Total Soluble Neuropilin-1 ELISA
Total Soluble Neuropilin-1 ELISA Developed and Manufactured in Austria by Biomedica
Size: 1×96 wells
Sensitivity: LOD: (0 pmol/l + 3 SD): 0.09 pmol/l; LLOQ: 0.09 pmol/l
Dynamic Range: 0.37 to 12 nmol/l
Incubation Time: 4 hours
Sample Type: EDTA plasma, heparin plasma, citrate plasma and cell culture
Sample Size: 10 µL
Alternative Names: NRP1, NRP-1
For Research Use Only
Neuropilin-1 (NRP1) is a single-pass transmembrane glycoprotein of 923 amino acids, composed of a large extracellular region, a short transmembrane domain and a short cytoplasmic tail. Due to alternative splicing or shedding, the extracellular region can be released into circulation as a soluble Neuropilin. NRP1 is an essential cell surface receptor functioning in many key biological processes including the cardiovascular, neuronal, and immune systems (1,2). Multiple ligands binf to the extracellular region of NPR1, like class III semaphorins which have a key role in axonal guidance, or members of the VEGF family of angiogenic cytokines. Ligand-binding to transmembrane NRP1, which has co-receptor function, leads to signaling via receptor proteins containing a PDZ domain. In contrast, ligand-binding to soluble Neuropilin-1 (sNRP1) has antagonistic properties by acting as decoy (1,3).
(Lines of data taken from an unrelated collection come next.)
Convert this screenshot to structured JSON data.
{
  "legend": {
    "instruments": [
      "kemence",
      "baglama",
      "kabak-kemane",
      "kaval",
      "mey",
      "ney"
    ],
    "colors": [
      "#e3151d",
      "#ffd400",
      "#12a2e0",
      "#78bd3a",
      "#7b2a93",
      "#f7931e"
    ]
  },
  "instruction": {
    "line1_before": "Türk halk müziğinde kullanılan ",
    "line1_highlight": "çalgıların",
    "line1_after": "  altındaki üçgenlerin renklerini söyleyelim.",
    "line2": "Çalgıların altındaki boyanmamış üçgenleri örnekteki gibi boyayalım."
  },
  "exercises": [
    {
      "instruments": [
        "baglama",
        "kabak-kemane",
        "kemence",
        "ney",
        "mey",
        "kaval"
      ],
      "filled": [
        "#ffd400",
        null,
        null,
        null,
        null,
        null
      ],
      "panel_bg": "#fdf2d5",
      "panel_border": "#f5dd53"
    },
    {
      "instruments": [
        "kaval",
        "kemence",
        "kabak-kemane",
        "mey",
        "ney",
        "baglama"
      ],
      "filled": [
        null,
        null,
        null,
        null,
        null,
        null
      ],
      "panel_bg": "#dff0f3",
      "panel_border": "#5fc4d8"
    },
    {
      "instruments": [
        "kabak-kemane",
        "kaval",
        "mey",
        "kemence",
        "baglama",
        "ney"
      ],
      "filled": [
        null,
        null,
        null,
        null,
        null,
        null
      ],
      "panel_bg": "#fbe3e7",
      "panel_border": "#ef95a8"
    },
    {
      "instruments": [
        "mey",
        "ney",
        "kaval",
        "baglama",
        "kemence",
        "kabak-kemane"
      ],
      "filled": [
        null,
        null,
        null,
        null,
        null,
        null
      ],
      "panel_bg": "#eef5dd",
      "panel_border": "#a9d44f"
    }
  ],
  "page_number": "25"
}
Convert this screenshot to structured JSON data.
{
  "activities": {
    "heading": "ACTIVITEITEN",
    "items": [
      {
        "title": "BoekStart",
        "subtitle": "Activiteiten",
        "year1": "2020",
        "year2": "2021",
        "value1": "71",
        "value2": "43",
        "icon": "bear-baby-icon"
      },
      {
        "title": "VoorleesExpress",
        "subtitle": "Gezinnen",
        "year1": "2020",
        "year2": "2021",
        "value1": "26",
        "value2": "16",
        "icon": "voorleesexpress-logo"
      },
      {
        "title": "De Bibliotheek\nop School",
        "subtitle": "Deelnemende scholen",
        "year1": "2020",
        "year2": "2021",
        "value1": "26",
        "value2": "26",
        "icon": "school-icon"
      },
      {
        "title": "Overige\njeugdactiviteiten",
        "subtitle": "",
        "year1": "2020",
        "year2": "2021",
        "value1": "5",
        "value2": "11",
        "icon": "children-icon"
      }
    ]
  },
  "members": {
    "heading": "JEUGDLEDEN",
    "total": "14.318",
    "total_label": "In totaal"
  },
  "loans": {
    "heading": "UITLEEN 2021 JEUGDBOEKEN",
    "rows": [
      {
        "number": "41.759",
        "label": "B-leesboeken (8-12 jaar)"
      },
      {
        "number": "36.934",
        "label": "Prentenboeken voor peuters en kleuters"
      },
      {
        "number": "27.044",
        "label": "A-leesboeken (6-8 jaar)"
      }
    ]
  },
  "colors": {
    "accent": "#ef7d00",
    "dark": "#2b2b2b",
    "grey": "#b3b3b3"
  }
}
NRP1 is expressed by a variety of cells and tissues. For instance, the transmembrane protein is expressed by neuronal cells, endothelial cells, vascular smooth muscle cells, cardiomyocytes, multiple tumor cell lines and neoplasms, osteoblasts, naïve T cells or platelets. Expression of soluble Neuropilin-1 is further described in a variety of non-endothelial cells, e.g. in liver hepatocytes and kidney distal and proximal tubules. NRP1 is implicated in a multitude of physiological and pathological settings, e.g. in axon guidance, vascularization, tumor growth or regeneration and repair (4-9). Neuropilin-1 is described to stimulate osteoblast differentiation, to act as potential biomarker for the prediction of heart failure outcome or to play a role in renal fibrogenesis (6, 10,11). As a co-receptor for VEGF, NRP1 is a potential target for cancer therapies (12).